Le texte que j’ai lu lors de la conférence de presse annonçant mon départ du caucus du Parti Québécois

6 juin 2011 Imprimer

Je suis membre et militante du Parti Québécois depuis 1970. Aujourd’hui, je le quitte. Je ne le quitte pas de gaieté de cœur, mais je le fais sans amertume, sereinement.

La raison immédiate, le déclencheur,  qui motive mon départ du parti québécois tient au fond et à la forme du projet de loi sur l’amphithéâtre à Québec. Sur la forme, Mme Marois a pris seule la décision de présenter mais aussi  d’appuyer du même coup le projet de loi privé sans consultation du caucus au préalable, puis elle a imposé la ligne de parti.

Sur le fond du projet de loi : l’urgence de l’adopter en bousculant les règles n’a pas été démontrée, par ailleurs  ce projet de loi crée un dangereux précédent comme l’a  bien expliqué l’avocate Julie McCann devant la commission parlementaire. Plus fondamentalement, comment pouvons-nous, par exemple, en tant que parlementaires, accepter de protéger contre toute contestation judiciaire les contrats à venir découlant de l’entente de principe, contrats que personne n’a vus puisqu’ils ne sont pas encore rédigés.
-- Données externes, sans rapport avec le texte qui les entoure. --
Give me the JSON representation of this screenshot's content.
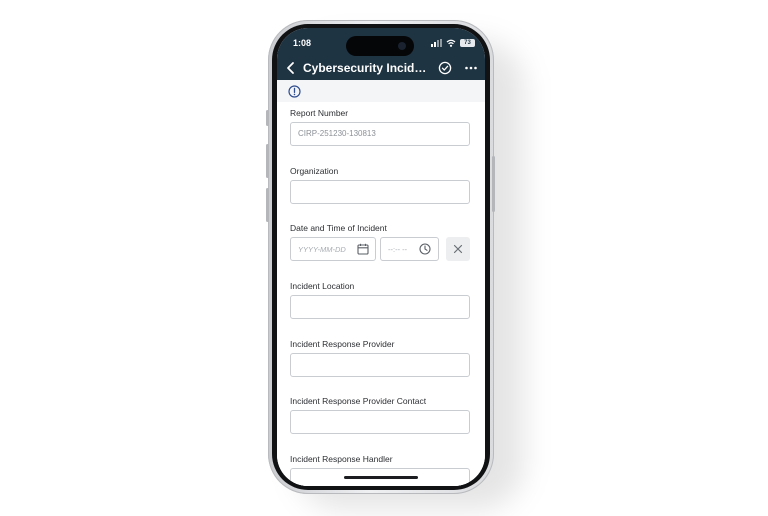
{
  "status_bar": {
    "time": "1:08",
    "battery": "73"
  },
  "header": {
    "title": "Cybersecurity Inciden...",
    "icons": [
      "back-chevron-icon",
      "check-circle-icon",
      "more-horizontal-icon"
    ]
  },
  "info_icon": "info-circle-icon",
  "form": {
    "report_number": {
      "label": "Report Number",
      "value": "CIRP-251230-130813"
    },
    "organization": {
      "label": "Organization",
      "value": ""
    },
    "incident_datetime": {
      "label": "Date and Time of Incident",
      "date_placeholder": "YYYY-MM-DD",
      "time_placeholder": "--:-- --"
    },
    "incident_location": {
      "label": "Incident Location",
      "value": ""
    },
    "response_provider": {
      "label": "Incident Response Provider",
      "value": ""
    },
    "response_provider_contact": {
      "label": "Incident Response Provider Contact",
      "value": ""
    },
    "response_handler": {
      "label": "Incident Response Handler",
      "value": ""
    }
  },
  "colors": {
    "header_bg": "#1f3443",
    "accent": "#2f4d8f",
    "input_border": "#c9ccd1"
  }
}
Ce doit être la fille de juge en moi qui se rebiffe…

La cause plus profonde de ma démission, cependant, concerne une certaine façon de faire de la politique, à laquelle, je le reconnais, j’ai longtemps adhéré. Mais c’est à mon retour en 2008 — peut-être parce qu’une pause de cinq ans  m’a permis de voir les choses autrement — que j’ai commencé à m’interroger : sur la partisanerie qui souvent rend aveugle, qui nous force à toujours être dans la certitude, jamais dans le doute, sur le ton guerrier que l’on se croit obligé d’employer, sur la manière de se comporter avec des adversaires que l’on a tendance à considérer comme des ennemis, sur l’unanimisme imposé et sur la rigidité implacable de la ligne de parti, des maux dont la politique, je crois, est en train de mourir, ici et ailleurs. J’en suis venue à la conclusion que cette façon de faire alimentait le cynisme d’une population de plus en plus critique vis-à-vis de la classe politique. Et que, pour vivre les choses autrement, il valait mieux que je quitte mon parti…

La souveraineté se réalisera grâce à la réappropriation par la population des raisons profondes, identitaires, culturelles, économiques et sociales de la mener à bien. Pour y arriver, c’est ma conviction, il faut changer la politique, la transformer. Je sais que certains de mes collègues vont mener le combat de l’intérieur. Je choisis de le faire de l’extérieur.

C’est pour ces raisons que je tiens à retrouver une liberté de parole totale que j’exercerai en tant que députée souverainiste indépendante de Rosemont. Les citoyens de ma circonscription peuvent compter sur moi pour continuer à les représenter au mieux de mes capacités.